[Susan notes: Two fine letters, one centering on teachers and one on students. Teachers should thank these parents for speaking out on their behalf.]
Published in Seattle Times
08/11/2009
Let teachers do the jobs they're hired for
If Times editors are grasping at WASL in its last breaths ["Study: WASL boosted some skills," NWThursday, July 30], they should take a random polling of parents and teachers throughout the state instead of relying on the results of one admittedly targeted study of a relatively small sample of teachers. Or perhaps they should look at the college success or failure of students who have been subjected to the WASL their entire school lives.

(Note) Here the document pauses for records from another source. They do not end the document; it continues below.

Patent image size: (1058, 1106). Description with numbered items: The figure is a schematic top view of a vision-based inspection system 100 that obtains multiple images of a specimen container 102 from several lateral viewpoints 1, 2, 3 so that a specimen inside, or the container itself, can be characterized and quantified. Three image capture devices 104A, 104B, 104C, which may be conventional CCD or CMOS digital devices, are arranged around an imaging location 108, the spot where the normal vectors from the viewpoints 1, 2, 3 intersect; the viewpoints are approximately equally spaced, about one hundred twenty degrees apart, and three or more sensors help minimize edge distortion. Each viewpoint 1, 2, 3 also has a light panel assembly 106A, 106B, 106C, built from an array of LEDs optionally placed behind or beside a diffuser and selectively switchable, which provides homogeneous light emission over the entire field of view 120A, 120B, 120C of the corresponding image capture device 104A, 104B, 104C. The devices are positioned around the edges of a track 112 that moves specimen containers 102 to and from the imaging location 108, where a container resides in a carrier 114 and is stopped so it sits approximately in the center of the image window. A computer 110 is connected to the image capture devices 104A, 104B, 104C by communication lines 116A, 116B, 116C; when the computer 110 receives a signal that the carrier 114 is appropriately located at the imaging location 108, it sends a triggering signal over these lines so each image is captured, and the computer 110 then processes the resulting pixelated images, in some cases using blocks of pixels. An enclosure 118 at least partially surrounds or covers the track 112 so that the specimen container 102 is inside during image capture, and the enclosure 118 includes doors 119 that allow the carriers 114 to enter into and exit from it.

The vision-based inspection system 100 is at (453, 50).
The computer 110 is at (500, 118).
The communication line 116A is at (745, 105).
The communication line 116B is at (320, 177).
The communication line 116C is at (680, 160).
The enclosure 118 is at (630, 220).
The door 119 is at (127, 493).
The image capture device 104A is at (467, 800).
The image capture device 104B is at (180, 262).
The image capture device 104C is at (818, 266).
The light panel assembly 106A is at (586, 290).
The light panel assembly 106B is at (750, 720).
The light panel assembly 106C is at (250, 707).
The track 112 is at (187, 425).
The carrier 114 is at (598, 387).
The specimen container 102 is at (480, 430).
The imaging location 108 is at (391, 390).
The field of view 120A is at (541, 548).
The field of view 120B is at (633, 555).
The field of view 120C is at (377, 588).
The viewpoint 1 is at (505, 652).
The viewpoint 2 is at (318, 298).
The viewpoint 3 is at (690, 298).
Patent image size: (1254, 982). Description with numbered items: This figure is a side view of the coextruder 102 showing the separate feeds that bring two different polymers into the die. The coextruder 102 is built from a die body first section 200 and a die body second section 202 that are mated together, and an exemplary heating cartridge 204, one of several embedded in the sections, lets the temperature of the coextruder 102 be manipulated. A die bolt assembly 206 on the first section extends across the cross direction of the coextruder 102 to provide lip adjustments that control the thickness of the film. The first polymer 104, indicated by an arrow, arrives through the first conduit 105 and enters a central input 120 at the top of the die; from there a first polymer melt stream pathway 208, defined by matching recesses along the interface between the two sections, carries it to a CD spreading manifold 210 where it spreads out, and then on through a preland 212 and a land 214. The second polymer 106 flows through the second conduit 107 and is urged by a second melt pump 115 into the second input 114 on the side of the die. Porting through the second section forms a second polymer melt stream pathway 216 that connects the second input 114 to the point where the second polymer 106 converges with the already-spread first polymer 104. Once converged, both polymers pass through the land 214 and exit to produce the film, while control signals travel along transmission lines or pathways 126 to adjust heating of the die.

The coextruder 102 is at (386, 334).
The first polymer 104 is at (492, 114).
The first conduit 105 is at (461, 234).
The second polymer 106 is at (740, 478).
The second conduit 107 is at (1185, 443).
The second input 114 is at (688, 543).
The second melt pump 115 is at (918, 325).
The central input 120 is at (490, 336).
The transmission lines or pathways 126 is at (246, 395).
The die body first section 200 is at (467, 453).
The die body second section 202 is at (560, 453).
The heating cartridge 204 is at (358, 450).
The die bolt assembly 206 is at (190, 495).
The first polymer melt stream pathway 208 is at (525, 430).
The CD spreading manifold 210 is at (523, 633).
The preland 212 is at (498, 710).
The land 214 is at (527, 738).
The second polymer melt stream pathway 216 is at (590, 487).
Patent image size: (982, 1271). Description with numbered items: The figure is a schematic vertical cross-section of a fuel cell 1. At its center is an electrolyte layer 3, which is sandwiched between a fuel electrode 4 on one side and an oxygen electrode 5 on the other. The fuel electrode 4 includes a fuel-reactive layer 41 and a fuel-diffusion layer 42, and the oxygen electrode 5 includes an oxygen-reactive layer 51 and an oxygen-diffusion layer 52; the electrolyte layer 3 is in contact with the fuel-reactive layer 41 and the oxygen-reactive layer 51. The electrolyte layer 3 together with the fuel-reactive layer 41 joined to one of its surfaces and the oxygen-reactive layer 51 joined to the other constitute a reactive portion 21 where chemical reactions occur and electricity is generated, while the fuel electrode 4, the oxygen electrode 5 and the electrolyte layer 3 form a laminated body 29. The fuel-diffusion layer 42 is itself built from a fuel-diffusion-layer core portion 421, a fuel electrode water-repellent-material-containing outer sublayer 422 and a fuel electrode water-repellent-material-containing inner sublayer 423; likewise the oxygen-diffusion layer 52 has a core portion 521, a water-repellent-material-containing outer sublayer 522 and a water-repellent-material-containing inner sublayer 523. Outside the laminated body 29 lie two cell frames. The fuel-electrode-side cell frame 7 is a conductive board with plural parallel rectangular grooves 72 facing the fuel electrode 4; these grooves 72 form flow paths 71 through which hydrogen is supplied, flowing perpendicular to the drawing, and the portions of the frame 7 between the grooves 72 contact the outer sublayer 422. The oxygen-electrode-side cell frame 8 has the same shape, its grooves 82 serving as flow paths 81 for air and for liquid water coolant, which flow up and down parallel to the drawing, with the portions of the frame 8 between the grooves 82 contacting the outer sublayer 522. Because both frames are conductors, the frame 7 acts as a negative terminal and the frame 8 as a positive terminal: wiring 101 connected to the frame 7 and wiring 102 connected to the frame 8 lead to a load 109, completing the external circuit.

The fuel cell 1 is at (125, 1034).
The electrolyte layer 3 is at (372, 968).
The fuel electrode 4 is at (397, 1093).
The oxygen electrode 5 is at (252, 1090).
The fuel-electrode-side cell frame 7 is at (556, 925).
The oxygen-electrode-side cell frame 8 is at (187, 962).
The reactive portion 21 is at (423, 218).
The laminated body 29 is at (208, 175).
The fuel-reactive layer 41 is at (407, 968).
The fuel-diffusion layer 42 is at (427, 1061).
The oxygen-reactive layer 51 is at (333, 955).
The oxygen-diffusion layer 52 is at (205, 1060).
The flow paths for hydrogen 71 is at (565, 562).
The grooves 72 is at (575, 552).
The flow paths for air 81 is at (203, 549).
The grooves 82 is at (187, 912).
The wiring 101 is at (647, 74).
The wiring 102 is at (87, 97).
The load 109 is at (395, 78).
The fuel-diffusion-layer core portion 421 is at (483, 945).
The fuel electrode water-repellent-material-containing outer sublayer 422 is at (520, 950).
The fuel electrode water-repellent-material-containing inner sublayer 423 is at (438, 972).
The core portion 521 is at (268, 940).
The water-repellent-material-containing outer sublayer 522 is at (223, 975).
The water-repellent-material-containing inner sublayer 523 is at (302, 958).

Or perhaps a survey of stagnated National Assessment of Educational Progress scores would convince them that WASL is going, going, gone the way of the Edsel for a reason.
Bottom line: Sometimes, expensive experiments fail. WASL failed. The people who paid the bill recognized that it failed and voted for change -- not tweaking, but change.
Nothing precludes the professionals in our classrooms from emphasizing writing and reading skills. In fact, I remember teachers emphasizing writing and reading skills when I attended public schools. My parents certainly learned to read and write well in public schools, as did my husband and my four children (none of whom had to take or pass a WASL).
Teachers are educated professionals who need time and support, not a standardized testing hammer hanging over their heads, to do the job they are entrusted with. The way I look at it, if the teachers in this state managed to teach children to read and write well in spite of the WASL, they can do anything.
-- Juanita Doyon, director, Parent Empowerment Network/Mothers Against WASL
WASL legacy: higher dropout rates
The legacy of the WASL is and should be remembered as having maximized the dropout rate and narrowed the breadth of skills that are taught in Washington public education.
Every child begins their K-12 journey with a unique constellation of aptitudes and interests. Over the course of a K-12 education, they encounter a diverse group of about 60 teachers, each of whom will make an independent assessment of how to maximize the potential of each child.
The aggregate of those assessments is far more likely to be the best answer for directing that child's education than any standardized test could ever be. The same magic that makes Wikipedia and sports books in Las Vegas work would work in K-12 education if we just stopped trying to standardize the education of unique kids.